Why do babies make us all so angry? Because they remind us of us

So I got him this skull-and-crossbones onesie because, you know, he likes that kind of thing. He's always been kind of alternative, kind of positioning himself against society, and of course it's a good memento mori.

Another Brooklyn bar bans babies, and—except for the headline writers at the New York Post, who are thrashing in their isolation tanks with glee at the alliteration—polite society girds itself in anticipation of another bitter argument. Nothing makes us angry like a baby. On Thanksgiving day, you can grab the turkey and make it dance around your friend’s kitchen like a puppet, have it drink a whiskey and tell a series of bone-and-breast jokes to his wife, then throw it back in the oven without even rinsing it off and be lauded as a great wit.
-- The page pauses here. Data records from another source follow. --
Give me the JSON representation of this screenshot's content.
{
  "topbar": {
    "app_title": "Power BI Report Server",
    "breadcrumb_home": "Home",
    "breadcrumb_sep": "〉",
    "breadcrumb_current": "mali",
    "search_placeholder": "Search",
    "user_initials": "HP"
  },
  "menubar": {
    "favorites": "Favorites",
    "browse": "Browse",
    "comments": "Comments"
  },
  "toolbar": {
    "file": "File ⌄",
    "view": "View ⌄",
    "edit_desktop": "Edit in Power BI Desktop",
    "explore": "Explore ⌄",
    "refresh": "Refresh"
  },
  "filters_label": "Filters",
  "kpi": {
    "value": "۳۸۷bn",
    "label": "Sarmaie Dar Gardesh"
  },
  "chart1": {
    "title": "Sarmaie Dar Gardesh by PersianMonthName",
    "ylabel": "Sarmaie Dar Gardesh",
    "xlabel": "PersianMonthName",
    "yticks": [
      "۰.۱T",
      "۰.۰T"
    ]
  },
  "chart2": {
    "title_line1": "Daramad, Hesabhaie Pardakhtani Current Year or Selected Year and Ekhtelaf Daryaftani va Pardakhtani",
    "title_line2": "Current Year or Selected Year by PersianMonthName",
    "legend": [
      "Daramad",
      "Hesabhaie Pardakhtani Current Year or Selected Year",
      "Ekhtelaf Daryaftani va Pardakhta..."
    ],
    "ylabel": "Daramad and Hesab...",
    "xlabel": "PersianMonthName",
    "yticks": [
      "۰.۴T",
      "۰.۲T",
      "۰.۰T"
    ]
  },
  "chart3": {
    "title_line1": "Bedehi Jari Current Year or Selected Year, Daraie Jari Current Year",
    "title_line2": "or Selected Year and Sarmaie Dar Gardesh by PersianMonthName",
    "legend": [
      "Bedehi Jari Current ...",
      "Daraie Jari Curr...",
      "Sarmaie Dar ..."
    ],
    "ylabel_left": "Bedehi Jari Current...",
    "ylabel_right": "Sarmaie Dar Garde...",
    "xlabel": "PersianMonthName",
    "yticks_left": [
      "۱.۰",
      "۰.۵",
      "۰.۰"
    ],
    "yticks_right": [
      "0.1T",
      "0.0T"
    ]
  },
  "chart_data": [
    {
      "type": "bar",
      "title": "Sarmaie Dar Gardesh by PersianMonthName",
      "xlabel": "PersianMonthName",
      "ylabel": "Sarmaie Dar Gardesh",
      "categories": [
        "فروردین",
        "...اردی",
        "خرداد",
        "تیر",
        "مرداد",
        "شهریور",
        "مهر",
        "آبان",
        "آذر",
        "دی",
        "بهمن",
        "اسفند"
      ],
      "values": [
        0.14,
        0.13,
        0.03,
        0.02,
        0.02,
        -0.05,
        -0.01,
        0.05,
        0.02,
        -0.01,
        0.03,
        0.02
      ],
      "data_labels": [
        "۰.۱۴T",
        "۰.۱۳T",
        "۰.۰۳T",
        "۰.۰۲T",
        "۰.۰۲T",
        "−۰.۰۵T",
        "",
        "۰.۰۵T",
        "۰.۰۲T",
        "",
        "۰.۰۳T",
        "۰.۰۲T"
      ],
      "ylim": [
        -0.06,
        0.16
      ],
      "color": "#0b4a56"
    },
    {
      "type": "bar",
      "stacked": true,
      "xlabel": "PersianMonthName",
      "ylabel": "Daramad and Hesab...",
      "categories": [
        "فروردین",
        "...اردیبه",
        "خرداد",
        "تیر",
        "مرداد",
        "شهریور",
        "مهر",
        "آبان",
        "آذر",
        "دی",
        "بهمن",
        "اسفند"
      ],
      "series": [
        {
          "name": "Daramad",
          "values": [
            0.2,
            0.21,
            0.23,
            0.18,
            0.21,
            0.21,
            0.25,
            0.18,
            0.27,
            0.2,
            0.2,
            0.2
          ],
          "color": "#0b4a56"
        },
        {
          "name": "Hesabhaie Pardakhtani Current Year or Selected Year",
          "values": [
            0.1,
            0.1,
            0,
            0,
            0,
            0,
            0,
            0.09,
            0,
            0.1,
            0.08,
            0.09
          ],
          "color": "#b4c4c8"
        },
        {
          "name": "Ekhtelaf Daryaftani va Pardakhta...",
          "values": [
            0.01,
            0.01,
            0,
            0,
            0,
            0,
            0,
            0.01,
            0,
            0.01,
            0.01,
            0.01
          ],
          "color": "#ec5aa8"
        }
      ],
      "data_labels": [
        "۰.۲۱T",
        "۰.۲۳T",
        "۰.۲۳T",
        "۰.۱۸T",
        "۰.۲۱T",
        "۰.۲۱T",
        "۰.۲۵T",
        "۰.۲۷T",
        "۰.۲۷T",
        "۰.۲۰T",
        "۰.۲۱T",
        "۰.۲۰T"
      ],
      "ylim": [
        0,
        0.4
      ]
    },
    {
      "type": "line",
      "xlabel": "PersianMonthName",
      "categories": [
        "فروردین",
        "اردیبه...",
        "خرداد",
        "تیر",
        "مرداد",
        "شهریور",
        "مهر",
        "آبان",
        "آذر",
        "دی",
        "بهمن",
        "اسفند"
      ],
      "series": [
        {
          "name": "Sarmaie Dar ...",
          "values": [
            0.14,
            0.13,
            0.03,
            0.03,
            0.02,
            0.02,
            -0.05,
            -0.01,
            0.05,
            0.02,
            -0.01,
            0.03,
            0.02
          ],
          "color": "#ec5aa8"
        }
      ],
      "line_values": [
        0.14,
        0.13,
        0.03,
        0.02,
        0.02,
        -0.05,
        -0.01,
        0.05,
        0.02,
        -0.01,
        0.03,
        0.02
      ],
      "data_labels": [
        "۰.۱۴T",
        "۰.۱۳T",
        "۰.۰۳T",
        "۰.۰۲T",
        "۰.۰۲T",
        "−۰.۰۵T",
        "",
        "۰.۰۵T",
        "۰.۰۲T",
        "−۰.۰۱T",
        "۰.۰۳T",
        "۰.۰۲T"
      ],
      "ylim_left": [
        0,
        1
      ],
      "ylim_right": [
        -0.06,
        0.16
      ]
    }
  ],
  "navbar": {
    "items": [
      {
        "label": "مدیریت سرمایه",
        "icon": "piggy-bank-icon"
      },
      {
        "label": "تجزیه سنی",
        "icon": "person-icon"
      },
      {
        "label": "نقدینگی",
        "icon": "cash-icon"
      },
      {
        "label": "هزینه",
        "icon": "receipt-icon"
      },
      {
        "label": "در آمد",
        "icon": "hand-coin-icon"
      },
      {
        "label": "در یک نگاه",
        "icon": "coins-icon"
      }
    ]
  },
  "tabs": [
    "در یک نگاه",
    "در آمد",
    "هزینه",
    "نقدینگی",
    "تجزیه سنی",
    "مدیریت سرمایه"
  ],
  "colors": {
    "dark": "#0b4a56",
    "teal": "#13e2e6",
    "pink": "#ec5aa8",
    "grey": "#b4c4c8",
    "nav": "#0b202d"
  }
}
But do the same thing with his baby and suddenly you’re a monster. A baby is like a pack-a-day smoking habit, turning friends against friends and making bars, funerals and other usual places of agreement into sites of bitter controversy. Ever since Brooklyn’s Union Hall unsuccessfully tried to ban strollers—and made the New York Times, thereby elevating the whole issue to the status of Real Thing That Is Happening—public drinking in America has fixed on one question: Should babies be the unwanted center of everyone’s lives? Or just their parents’?